Originaire d'Aquitaine, saint Hadelin fut le disciple de saint Remacle à Solignac, Cougnon puis Maastricht. Il fonda le monastère de Celles près de Dinant grâce aux libéralités de Pépin le Bref. Il mourut en 696, laissant derrière lui une réputation de grande sainteté et de ferveur.

Biographie

SAINT HADELIN, ABBÉ DE CELLES AU DIOCÈSE DE LIÈGE (696).

Saint Hadelin, né en Aquitaine, quitta sa patrie et tout ce qu'il possédait dans le monde pour suivre Jésus-Christ ; il embrassa la pénitence dans l'abbaye de Solignac en Limousin ; il passa depuis dans celle de Cougnon, située sur la rivière de Sémoy, entre Chini et Bouillon, avec saint Remacle, son abbé. Quelques années après, il fut obligé de sortir de sa solitude, pour servir l'église de Maastricht, dont le gouvernement avait été confié à saint Remacle sur la démission de saint Amand. Le nouvel évêque l'éleva au sacerdoce, afin de donner à son zèle plus d'étendue et plus d'activité.

Lorsque saint Remacle se retira dans l'abbaye de Stavelot, saint Hadelin l'y suivit encore : ils se séparèrent cependant depuis. Hadelin alla fixer sa demeure vers la rivière de Lesch, à une demi-lieue de Dinant. Quelques autres solitaires se joignirent bientôt à lui. Tous servaient Dieu avec une grande ferveur par la prière, le jeûne et les veilles.

La réputation de sainteté dont jouissait Hadelin lui attira de fréquentes visites. Pépin, maire du palais, vint le voir avec Plectrude, sa femme ; et il leur donna à l'un et à l'autre des instructions sur les vanités du monde, sur la grandeur des biens du ciel et sur l'obligation commune à tous les hommes d'observer les saintes maximes de l'Évangile.

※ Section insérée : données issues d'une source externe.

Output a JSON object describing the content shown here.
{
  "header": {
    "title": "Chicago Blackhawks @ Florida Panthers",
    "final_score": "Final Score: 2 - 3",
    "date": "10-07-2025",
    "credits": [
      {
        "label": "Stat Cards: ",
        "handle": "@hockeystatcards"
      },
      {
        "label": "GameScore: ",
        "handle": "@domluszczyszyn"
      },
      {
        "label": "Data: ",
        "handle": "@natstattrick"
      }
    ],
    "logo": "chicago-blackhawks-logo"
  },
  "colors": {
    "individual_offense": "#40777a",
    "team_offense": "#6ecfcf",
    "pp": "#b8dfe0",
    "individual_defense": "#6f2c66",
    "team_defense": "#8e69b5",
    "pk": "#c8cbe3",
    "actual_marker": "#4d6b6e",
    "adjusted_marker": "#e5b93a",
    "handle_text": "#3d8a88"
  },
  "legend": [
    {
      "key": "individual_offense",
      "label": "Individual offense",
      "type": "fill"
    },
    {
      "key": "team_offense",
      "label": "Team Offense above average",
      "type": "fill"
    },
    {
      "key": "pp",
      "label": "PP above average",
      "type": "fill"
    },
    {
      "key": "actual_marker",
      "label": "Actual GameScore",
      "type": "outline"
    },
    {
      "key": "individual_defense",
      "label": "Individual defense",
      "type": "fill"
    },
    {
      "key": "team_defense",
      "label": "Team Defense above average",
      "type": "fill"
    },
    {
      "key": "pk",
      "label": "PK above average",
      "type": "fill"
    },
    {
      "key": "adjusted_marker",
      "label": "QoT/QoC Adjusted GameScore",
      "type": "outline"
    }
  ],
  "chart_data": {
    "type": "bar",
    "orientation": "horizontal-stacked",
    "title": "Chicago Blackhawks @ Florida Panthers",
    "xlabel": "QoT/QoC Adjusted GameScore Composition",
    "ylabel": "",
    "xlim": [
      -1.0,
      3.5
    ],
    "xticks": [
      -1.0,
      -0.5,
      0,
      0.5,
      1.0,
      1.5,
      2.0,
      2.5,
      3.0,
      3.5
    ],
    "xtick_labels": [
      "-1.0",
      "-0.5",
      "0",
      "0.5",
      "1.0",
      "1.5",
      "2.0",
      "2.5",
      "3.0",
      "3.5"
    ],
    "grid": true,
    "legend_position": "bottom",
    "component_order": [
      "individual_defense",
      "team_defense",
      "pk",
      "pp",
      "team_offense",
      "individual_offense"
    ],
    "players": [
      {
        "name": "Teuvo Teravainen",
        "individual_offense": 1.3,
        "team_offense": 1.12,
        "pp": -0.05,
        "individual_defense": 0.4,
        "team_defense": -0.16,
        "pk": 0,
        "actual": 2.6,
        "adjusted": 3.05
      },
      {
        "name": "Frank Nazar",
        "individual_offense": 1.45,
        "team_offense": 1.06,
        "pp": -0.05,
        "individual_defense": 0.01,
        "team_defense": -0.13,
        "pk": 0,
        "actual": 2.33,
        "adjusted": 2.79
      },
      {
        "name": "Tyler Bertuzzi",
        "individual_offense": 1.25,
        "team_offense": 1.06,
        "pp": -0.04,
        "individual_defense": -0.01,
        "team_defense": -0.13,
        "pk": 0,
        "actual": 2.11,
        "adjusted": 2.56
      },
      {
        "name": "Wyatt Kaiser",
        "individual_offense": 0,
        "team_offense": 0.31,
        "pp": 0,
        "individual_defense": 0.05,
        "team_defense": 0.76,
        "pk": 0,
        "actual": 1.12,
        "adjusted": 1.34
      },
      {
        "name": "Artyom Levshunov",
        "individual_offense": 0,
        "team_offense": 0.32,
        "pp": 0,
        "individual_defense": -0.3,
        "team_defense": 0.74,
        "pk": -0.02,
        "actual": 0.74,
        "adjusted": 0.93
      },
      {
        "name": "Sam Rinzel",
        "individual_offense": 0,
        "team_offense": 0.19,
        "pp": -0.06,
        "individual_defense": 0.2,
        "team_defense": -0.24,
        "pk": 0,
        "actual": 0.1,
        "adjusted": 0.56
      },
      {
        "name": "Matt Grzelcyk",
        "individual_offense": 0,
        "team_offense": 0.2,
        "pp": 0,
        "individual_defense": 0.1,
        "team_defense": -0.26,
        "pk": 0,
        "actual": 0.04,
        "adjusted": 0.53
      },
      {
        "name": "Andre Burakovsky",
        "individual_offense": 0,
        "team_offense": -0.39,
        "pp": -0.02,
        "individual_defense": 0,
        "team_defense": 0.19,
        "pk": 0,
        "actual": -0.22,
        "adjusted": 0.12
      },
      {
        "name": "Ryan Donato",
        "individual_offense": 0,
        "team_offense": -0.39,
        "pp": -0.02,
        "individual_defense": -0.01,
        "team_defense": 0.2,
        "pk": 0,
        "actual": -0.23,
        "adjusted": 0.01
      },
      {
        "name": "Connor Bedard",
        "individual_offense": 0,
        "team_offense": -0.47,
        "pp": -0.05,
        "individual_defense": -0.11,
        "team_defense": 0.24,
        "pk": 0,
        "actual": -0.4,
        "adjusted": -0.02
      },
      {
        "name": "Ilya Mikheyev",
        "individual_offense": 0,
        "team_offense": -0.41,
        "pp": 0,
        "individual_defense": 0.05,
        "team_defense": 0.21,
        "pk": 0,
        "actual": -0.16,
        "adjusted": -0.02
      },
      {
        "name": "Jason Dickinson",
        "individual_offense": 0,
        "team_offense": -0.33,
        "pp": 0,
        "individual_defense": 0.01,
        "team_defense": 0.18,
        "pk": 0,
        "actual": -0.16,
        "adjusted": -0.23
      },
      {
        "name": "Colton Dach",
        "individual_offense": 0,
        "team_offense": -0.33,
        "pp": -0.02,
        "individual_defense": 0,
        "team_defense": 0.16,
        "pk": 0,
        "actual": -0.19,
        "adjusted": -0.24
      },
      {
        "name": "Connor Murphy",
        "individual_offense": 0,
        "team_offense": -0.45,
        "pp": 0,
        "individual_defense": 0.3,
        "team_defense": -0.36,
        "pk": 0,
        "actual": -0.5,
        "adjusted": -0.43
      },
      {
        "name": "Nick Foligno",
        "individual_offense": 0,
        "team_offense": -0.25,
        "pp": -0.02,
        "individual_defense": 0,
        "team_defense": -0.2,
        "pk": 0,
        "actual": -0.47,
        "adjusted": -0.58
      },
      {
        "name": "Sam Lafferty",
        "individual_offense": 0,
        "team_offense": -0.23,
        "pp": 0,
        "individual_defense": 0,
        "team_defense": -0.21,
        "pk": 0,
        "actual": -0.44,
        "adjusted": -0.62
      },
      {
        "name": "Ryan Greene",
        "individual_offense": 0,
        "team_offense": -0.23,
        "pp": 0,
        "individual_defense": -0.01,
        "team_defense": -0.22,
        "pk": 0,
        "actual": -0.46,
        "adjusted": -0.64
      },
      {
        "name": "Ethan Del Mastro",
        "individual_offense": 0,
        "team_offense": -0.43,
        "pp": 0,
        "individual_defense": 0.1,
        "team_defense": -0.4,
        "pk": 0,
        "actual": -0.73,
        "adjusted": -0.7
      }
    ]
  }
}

Les libéralités de Pépin et de quelques autres seigneurs le mirent en état de bâtir un monastère, où il rassembla ses disciples, qu'il continua d'édifier par ses vertus. Ce monastère prit le nom de Celles, à cause des petites cellules auxquelles il avait été substitué.

Hadelin étant tombé malade, se prépara avec une nouvelle ferveur à paraître devant Dieu, et exhorta ses disciples à s'occuper sans cesse de leur dernier moment. Il mourut vers l'an 696, après avoir reçu le saint viatique. Son corps fut enterré à Celles, où, par la suite des temps, on mit des chanoines à la place des religieux.

En 1338, le chapitre fut transféré à Viset, petite ville située sur la Meuse, entre Liège et Maëstricht ; on y porta aussi les reliques du Saint. Sa fête se célèbre le 11 octobre et le dimanche dans l'octave de la Nativité de la Sainte Vierge ; mais on la faisait anciennement le 3 février.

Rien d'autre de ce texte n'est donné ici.